A Constituinte funcionava 4 horas por dia, das 10
às 2 da tarde e, num país até então não habituado a propor, discutir e aprovar
leis, os trabalhos demoravam a ganhar ritmo. Reclamações, queixas e súplicas
choviam de todas a vastidão do Brasil – disse o historiador Otávio Tarquínio de
Souza. Com tantos assuntos paralelos, só em 1º de setembro a assembleia
conseguiu ler o projeto de constituição que deveria discutir. Não deu tempo,
pois nos 2 meses que lhe restavam de vida foi engolfada por um turbilhão de
crises.
O gabinete de José Bonifácio caiu em meados de
julho e o motivo foi – aparentemente – banal. Luís Augusto May (do jornal
Malagueta), que se opunha a D. Pedro, teve a casa invadida por um grupo que lhe
aplicou uma surra. O atentado foi atribuído ao grupo de José Bonifácio e, mais
tarde, descobriu-se que os responsáveis eram amigos de D. Pedro.
Mesmo assim, o ministro seria demitido em 16 de
julho. Na verdade, Bonifácio trombou com os poderosos interesses dos
latifundiários ao sugerir à constituinte a proibição do tráfico negreiro e
abolição gradual da escravidão no Brasil. Bonifácio cometeu um erro de cálculo,
pois acreditou que, uma vez silenciados os radicais republicanos e preservado o
poder do imperador, conseguiria avançar nas reformas sociais de que o Brasil
tanto necessitava para se considerar uma nação soberana.
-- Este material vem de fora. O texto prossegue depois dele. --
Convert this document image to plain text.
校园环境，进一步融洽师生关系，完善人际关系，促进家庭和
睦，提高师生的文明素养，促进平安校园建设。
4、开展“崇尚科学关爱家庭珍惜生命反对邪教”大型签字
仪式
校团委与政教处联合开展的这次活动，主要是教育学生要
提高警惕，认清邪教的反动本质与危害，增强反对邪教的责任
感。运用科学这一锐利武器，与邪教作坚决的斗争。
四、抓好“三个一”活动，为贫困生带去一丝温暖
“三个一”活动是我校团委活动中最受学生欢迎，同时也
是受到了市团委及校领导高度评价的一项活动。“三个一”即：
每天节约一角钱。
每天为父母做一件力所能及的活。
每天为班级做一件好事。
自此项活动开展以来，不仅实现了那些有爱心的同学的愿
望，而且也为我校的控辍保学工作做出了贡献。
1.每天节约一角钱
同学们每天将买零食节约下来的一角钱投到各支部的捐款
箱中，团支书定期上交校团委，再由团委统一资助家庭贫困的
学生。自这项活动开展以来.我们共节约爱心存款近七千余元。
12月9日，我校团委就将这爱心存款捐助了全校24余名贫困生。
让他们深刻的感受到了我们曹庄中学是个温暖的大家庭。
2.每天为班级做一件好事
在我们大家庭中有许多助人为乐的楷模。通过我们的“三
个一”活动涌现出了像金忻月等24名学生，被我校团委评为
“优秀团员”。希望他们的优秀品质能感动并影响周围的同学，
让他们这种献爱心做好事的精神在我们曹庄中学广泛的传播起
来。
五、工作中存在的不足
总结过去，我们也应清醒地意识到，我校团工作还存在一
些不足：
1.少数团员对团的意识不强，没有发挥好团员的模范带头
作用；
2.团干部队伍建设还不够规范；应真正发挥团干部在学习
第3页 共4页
Dependente da mão de obra escrava, a aristocracia
rural brasileira aceitaria qualquer coisa da constituinte, menos mudanças nas
estruturas sociais que sustentava a economia brasileira e garantiam seus
privilégios. As horas que antecederam o fechamento da constituinte passaram
para a História como “A Noite da Agonia”.
No dia 11 de novembro, os deputados declararam-se
em sessão permanente numa tentativa de resistir às pressões de D. Pedro e da
tropa que cerava o edifício. Todos passaram a noite em claro e, às 11 horas da
manhã seguinte, Francisco Vilela Barbosa – coronel do exército – entrou no
recinto fardado e de espada em punho. Duas horas depois chegou um oficial com a
ordem do imperador. A assembleia estava dissolvida porque “perjurara ao seu
solene juramento de salvar o Brasil”, segundo a justificativa de D. Pedro.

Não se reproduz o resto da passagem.